Atas kasus ini, Kejagung telah menetapkan tujuh tersangka, termasuk empat petinggi subholding Pertamina, yakni Direktur Utama PT Pertamina Patra Niaga Riva Siahaan, Direktur Feedstock and Product Optimization PT Kilang Pertamina Internasional Sani Dinar Saifuddin, Direktur Utama PT Pertamina International Shipping Yoki Firnandi, dan VP Feedstock Management PT Kilang Pertamina Internasional Agus Purwono. Tiga tersangka lain berasal dari pihak broker yang diduga terlibat dalam impor minyak mentah dan BBM.
Dugaan korupsi terjadi karena Pertamina tidak mengutamakan minyak mentah dari dalam negeri sebagaimana diatur dalam Peraturan Menteri ESDM No. 42/2018. Penyidik menemukan bahwa tersangka sengaja menurunkan kesiapan produksi kilang, menolak minyak mentah domestik dengan alasan tidak ekonomis, lalu menggantinya dengan impor yang lebih mahal. Akibatnya, minyak mentah dalam negeri malah diekspor, sementara kebutuhan dalam negeri dipenuhi dari impor.
Praktik ini berdampak pada harga bahan bakar minyak (BBM) yang lebih tinggi. Kejagung menyebut harga dasar BBM naik karena mayoritas pasokan berasal dari impor ilegal, sehingga mempengaruhi harga indeks pasar (HIP) BBM dan beban subsidi pemerintah.

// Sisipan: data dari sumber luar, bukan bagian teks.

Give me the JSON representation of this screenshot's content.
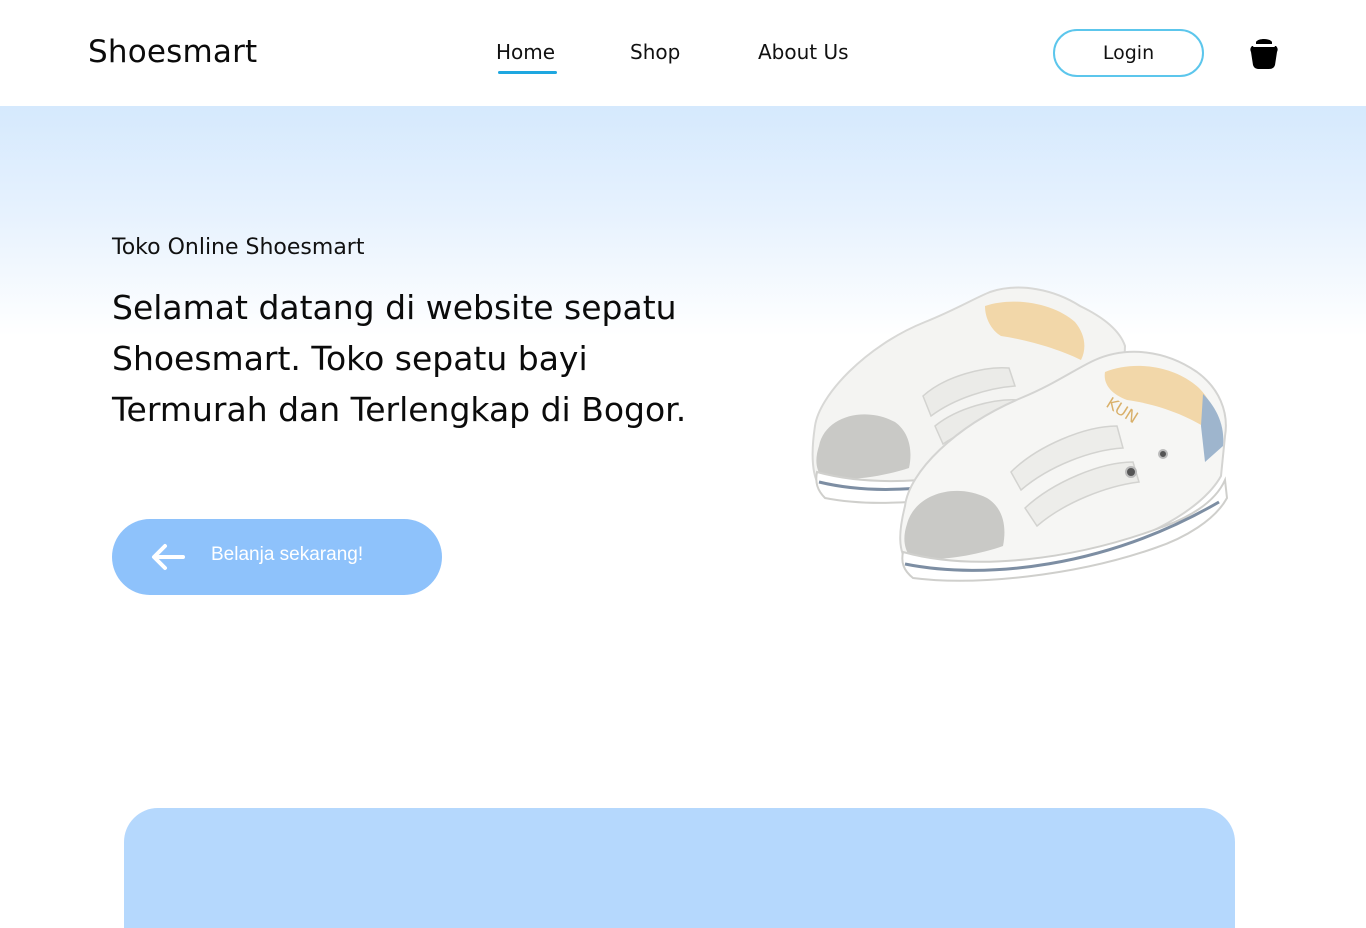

Para tersangka disangkakan melanggar Pasal 2 ayat (1) atau Pasal 3 jo. Pasal 18 UU No. 31/1999 tentang Pemberantasan Tindak Pidana Korupsi, yang telah diubah dengan UU No. 20/2001 jo. Pasal 55 ayat (1) ke-1 KUHP. Kejagung terus mendalami peran setiap tersangka serta kemungkinan adanya pihak lain yang terlibat dalam skandal ini.